The thrower's excellent "follow-through"; one of the larger Ganeshas making its way down the street. I wanted to see it thrown into the ocean but they were taking it too far away. Neighborhoods typically have larger Ganeshas on each block, some 8 feet high, and then one VERY large Ganesha, I believe 16 or more feet high. The neighborhoods have contests to see who can make the most interesting Ganesha. For example, you might make one all out of coconuts.

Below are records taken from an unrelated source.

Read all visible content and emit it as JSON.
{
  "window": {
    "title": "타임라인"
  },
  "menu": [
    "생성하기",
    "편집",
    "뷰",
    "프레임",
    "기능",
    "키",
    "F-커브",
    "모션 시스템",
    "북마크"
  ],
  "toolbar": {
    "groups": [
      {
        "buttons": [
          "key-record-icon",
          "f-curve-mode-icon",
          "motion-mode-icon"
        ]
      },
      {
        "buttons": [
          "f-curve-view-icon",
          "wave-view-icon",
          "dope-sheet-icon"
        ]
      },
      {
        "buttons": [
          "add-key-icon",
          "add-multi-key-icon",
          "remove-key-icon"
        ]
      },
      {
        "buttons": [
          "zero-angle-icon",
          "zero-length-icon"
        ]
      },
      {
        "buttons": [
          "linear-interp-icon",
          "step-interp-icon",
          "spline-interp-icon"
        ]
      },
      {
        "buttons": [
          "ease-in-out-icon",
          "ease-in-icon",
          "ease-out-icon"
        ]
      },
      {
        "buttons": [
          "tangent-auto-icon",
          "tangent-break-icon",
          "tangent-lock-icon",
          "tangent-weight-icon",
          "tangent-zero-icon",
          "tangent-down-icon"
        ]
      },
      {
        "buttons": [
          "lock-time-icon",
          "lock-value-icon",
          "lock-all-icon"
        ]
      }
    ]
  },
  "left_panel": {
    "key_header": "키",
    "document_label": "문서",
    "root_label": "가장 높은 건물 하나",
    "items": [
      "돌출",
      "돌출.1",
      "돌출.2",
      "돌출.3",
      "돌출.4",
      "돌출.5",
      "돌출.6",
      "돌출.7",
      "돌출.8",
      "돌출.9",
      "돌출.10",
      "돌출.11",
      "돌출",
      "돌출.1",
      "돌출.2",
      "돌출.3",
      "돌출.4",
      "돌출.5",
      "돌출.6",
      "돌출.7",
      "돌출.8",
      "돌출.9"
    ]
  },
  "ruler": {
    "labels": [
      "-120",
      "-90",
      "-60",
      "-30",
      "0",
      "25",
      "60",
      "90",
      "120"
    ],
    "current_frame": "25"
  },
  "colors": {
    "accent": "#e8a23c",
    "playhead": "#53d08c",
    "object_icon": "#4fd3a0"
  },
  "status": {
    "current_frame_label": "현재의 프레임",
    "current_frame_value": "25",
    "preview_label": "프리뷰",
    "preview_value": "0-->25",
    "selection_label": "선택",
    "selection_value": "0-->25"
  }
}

I had stopped in Pondicherry for a few hours on my way from Chennai to Velanganni. I was accompanied by Gandhirajan, a Chennai-based artist who had contacted CAFI back in March because he was interested in the Healing Arts Project. He had already given two art workshops to tsunami survivors, one self-funded and one through another NGO; he hoped to collaborate with CAFI for more. Gandhiraj would turn out to accompany me for the rest of the project as an excellent project coordinator, art teacher and translator. In Pondicherry we met a theater artist, Gobi, who would be joining us for one of our workshops.

Velanganni, which I used to spell correctly but now spell as it sounds, is a tsunami-struck town in the district of Nagapattinam. It's known for its famous Roman Catholic church and community. Chennai (formerly Madras) and all the towns I've been in since are in the coastal state of Tamil Nadu, which I'll rave about separately.

In Pondicherry I asked a local, a fairly spiritual Hindu, what he thought of Ganesha. "He's good fun," he said, and hastened to add, "I don't think he's a GOD". The latter is not a popular sentiment.

Ganesh Chathurtri





Apologies if I butchered the spelling of this very popular 2 or 3 day (depending on who you ask) festival starting on Ganesh's birthday, September 7. His name is pronounced "Ganesha" here so I'm not sure why the dropped a in most spellings. Everyone loves the mighty Ganesha, who represents wisdom and wealth and is sometimes depicted as an older elephant, and sometimes as a baby elephant with candy in his hand. Celebrators buy a little Ganesh--the most common ones are brightly painted plaster--and set up a puja offering to him (that first image is Venkatesh's puja offering), do puja (prayer) in the a.m., cook special delicious "festival food" all day and receive guests....then in the evening have a second puja and take the Ganesh to a water tank or water body to throw him in. This symbolizes, as someone put it to me, making a "new" god--giving rebirth to him--and at the same time creating for one's self a new self. (This has caused some environmental damage because the materials used to paint most Ganeshas are chemical.) Some people pay others to throw in their Ganesh.

Several days later, in the French province of Pondicherry, we watched a group of boys who had collected Ganeshas from houses cart them to the ocean for throwing. Figure 2. In Figure 3, you see them throwing the Ganeshas enthusiastically in.

People who have lost a family member that year celebrate no festivals for the whole year.